I am trying to improve part of a MongoDB collection by using Multikeys.
For example: I have multiple documents with the following format:
Document:
{
"_id": ObjectId("528a4177dbcfd00000000013"),
"name": "Shopping",
"tags": [
"retail",
"shop",
"shopping",
"store",
"grocery"
]
}
Query:
Up until now, I have been using the following query to match the tags field.
var tags = Array("store", "shopping", "etc");
db.collection.findOne({ 'tags': { $in: tags } }, { name: true });
This has been working well, however I think Multikeys should be used in this instance to improve speed & performance. Please, correct me if I am wrong!
Indexing:
I issued the following command in an attempt to index the tags.
db.collection.ensureIndex( { tags: 1 }, { safe: true }, function(err, doc) {} );
ensureIndex was successful.
Result:
However when using RockMongo's explain feature on the above query, the result is:
{
"indexOnly": false,
"indexBounds": {
"tags": [
[
"etc",
"etc"
],
[
"shopping",
"shopping"
],
[
"store",
"store"
]
]
}
}
Questions:
Why is indexing not working, is there something else I have to do?
Is Multikey indexing in this case beneficial? (I'm assuming yes.)

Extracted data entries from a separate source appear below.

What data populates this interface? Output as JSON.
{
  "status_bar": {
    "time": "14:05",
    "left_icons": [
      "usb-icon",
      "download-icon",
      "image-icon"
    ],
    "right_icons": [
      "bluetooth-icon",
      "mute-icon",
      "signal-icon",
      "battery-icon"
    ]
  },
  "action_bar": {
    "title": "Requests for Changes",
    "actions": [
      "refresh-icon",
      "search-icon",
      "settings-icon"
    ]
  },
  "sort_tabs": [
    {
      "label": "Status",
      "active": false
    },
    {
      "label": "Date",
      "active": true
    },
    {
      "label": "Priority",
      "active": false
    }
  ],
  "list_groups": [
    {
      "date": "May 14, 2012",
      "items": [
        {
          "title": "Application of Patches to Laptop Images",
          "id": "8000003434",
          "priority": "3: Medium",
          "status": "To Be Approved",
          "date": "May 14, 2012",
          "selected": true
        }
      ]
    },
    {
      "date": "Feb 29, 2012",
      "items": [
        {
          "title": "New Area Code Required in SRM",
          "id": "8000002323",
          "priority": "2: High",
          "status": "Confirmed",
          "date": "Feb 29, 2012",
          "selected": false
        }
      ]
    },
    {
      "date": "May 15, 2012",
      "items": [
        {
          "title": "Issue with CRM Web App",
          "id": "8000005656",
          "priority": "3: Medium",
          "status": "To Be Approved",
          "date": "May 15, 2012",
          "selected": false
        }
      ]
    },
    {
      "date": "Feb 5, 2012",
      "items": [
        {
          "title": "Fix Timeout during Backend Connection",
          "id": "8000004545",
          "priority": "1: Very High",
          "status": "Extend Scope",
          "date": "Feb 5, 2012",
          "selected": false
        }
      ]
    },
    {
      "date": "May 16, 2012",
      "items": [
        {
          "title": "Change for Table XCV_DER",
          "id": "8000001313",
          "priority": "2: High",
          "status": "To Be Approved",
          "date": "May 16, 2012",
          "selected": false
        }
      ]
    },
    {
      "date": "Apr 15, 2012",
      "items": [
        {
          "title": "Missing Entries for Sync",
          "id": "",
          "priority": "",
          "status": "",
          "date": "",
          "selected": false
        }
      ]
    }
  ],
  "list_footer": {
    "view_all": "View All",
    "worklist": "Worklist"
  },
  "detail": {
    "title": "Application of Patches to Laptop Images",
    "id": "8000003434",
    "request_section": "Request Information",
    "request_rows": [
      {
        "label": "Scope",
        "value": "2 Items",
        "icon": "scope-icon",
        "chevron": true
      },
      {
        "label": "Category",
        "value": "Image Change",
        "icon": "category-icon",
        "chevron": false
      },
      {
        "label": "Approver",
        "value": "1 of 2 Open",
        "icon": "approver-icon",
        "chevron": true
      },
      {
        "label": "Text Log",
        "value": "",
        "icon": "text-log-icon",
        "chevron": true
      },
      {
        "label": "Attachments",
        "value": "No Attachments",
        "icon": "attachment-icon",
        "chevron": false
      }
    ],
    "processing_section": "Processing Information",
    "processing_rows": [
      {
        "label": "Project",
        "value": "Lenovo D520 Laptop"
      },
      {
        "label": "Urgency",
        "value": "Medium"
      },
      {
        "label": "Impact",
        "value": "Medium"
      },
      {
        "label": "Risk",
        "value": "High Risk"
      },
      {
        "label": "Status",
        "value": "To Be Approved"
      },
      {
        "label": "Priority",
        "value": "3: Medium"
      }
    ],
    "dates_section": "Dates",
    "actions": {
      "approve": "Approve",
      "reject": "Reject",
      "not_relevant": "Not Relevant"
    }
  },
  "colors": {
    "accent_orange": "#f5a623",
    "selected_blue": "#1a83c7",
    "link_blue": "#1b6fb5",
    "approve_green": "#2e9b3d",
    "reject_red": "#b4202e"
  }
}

Is there another form of indexing that would be more beneficial?
Edit:
I've just noticed that in the RockMongo explain data there is a field:
"isMultiKey": true,
could it be that Multikeys are being used and I've completely misunderstood that it IS being indexed?
As you say in your edit, and coming from the part of explain you did not post is that isMulyiKey: true along with other information on the cursor are showing that the index is being used. The indexBounds are another indicator.
What is being described by indexOnly is the fact that your query contains another field, name, which is not part of the index. When the query optimizer sees that all elements of the query can be met by using the fields from within the index this is referred to as a covered query and the indexOnly property here is set to true.
So in an Ideal situation your query and results are using the information from the index only and MongoDB does not also have to look up the entry from the index in the collection in order to return more data.